There's a lot you can do in Ada without resorting to them, and even with using them it can be perfectly fine, such as (eg) "view conversion" of a register or memory-mapped location -- remember that a lot of APIs (and ABIs) have been kneecapped by catering to C's inabilities, so even if the idea is directly expressible in some higher level language it will be exposed at the lower level.


And Rust out of the box is safe by default, and you never have to resort to using unsafe {} blocks in normal usage.

I'm not trying to fight some religious war here. You want to use Ada? Great! But don't pretend that the existence of the unsafe keyword somehow makes Rust unacceptably impure. The same escape hatches exist in every other "safe" language outside of the one toy example whose entire niche purpose was to avoid unsafe, and which no one uses now because the language is ossified and non-extensible.


Sucks to need to add unsafe new constructs the language authors didn't foresee, and still call it safe.
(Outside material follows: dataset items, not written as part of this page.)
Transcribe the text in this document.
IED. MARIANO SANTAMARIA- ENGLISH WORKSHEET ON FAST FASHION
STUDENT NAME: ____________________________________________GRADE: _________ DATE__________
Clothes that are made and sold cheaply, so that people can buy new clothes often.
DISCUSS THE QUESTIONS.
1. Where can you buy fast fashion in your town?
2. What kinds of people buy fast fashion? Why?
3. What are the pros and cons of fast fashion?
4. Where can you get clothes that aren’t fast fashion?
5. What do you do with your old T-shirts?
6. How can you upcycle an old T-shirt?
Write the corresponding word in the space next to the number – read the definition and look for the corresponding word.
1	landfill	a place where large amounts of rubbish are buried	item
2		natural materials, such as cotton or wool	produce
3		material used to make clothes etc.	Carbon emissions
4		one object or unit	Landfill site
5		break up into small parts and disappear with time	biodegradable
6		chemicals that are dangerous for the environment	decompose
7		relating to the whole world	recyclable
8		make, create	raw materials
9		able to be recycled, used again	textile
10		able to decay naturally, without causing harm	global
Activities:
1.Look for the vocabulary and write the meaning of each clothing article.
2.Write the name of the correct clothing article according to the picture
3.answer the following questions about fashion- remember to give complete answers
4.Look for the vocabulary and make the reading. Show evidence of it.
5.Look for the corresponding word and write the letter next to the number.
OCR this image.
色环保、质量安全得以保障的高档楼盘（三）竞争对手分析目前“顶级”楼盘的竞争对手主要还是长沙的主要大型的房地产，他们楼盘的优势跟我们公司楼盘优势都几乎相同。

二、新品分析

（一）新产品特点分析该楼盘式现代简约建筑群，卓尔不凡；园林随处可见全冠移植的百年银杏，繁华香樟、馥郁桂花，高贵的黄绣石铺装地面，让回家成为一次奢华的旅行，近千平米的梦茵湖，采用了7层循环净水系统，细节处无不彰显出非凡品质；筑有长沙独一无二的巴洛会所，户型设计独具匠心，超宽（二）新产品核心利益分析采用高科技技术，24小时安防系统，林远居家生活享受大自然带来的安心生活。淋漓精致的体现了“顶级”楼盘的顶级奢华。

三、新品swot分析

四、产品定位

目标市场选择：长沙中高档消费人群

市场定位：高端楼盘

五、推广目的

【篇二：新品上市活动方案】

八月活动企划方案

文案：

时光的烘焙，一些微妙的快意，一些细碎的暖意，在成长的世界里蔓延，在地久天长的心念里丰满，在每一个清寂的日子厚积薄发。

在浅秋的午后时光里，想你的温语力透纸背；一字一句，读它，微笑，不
Should have been forseen.


I was familiar with the concept of unsafe blocks. What I didn’t know was there were issues outside that.


They're being downvoted for the snarkiness (https://news.ycombinator.com/newsguidelines.html)


“Changes”…


This reminds me of the Action Replay device you could get for the Amiga 500 in the ‘90s.

You could use a knob to slow down any game to a stop. You could also press a button to go to a console that let you change memory.

It would even figure out which bit of memory kept the number of lives of you deliberately lost a life and it could see what decremented.


There was some cheat software that did the same back in the windows 9x/XP days. Dont remember the name but there were many I am sure.